Tuesday, December 1, 2020

Krugman on the serious dangers of romantic "bipartisan" illusions and pretensions about today's Republican Party

Paul Krugman was one of the few major columnists who was not only talking sense about the Iraq War in the runup to that disastrous invasion, he was also sounding the alarm from the start of the Obama-Biden Administration on the dangers of a too-timid approach to economic stimulus and the vapidity of the "Very Serious People" (aka, VSPs) advising austerity policies in order to soothe what he called the "confidence fairy" who, similar to Tinker Bell, would wither and die if more attention were not given to balancing budgets and cutting civilian government programs. All this in addition to playing Cassandra during the last euro crisis, giving good advice that the relevant policymakers cheerfully ignored.

Krugman has also been pretty cold-eyed in recognizing the Republican Party's authoritarianism during the Cheney-Bush Administration and ever since.

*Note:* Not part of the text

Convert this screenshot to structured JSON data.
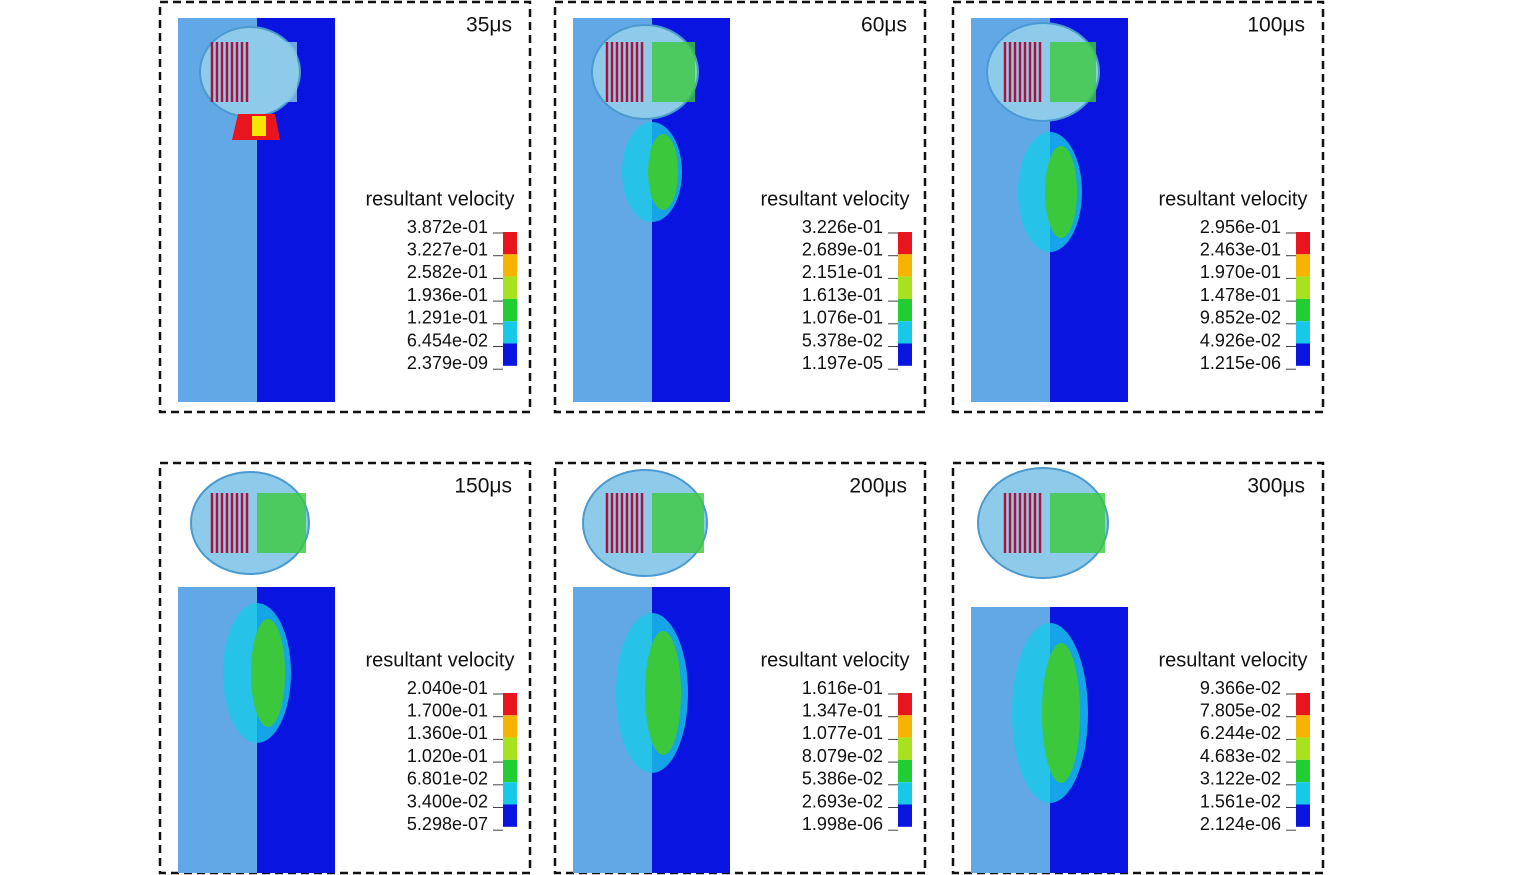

So his current warning is something everyone in the Biden-Harris Administration should take very seriously (How Will Biden Deal With Republican Sabotage? New York Times 11/30/2020):
When Joe Biden is inaugurated, he will immediately be confronted with an unprecedented challenge — and I don’t mean the pandemic, although Covid-19 will almost surely be killing thousands of Americans every day. I mean, instead, that he’ll be the first modern U.S. president trying to govern in the face of an opposition that refuses to accept his legitimacy. And no, Democrats never said Donald Trump was illegitimate, just that he was incompetent and dangerous.
And he expands the observation with this critical point: "And this won’t simply be because they fear a backlash from the base if they admit that Trump lost fair and square. At a fundamental level — and completely separate from the Trump factor — today’s G.O.P. doesn’t believe that Democrats ever have the right to govern, no matter how many votes they receive." (my emphasis)

Historians still refer to the German Weimar Republic of 1918-1933 as a "Republic without republicans," by which they mean not only the Communists on the left and hardcore rightists who each for different reasons rejected the notion of a liberal democratic republic, but especially conservatives in establishment institutions from the army and government bureaucracies to corporations and universities. Many of the supposed respectable conservatives were especially interested in conserving democratic government. Which led to increasing authoritarianism is the form of a conservative President and conservative Chancellors (prime ministers) like Heinrich Brüning, Franz von Papen, and Kurt von Schleicher, ending with Adolf Hitler as Chancellor. Krugman himself during the last euro crisis referred repeatedly to Brüning's brutal austerity program during his 1930-32 Chancellorship as a dire warning that is still relevant.
If Mitch McConnell and the Republicans are successful in obstructing needed economic measures, Krugman urges the Biden-Harris team to do the thing that always seems so difficult for establishment Democrats. That is, to fight for their own side.

First, he needs to start talking about immediate policy actions to help ordinary Americans, if only to make it clear to Georgia voters how much damage will be done if they don’t elect Democrats to those two Senate seats.

If Democrats don’t get those seats, Biden will need to use executive action to accomplish as much as possible despite Republican obstruction — although I worry that the Trump-stacked Supreme Court will try to block him when he does.

Finally, although Biden is still talking in a comforting way about unity and reaching across the aisle, at some point he’ll need to stop reassuring us that he’s nothing like Trump and start making Republicans pay a political price for their attempts to prevent him from governing. ...

[W]hat Biden needs to do is what Harry Truman did in 1948, when he built political support by running against “do-nothing” Republicans. And he’ll have a better case than Truman ever did, because today’s Republicans are infinitely more corrupt and less patriotic than the Republicans Truman faced. [my emphasis]
This is absolutely critical. Today's Republican Party doesn't just pursue bad policies and oppose constructive ones. It wants to do away with the current democratic system of governance.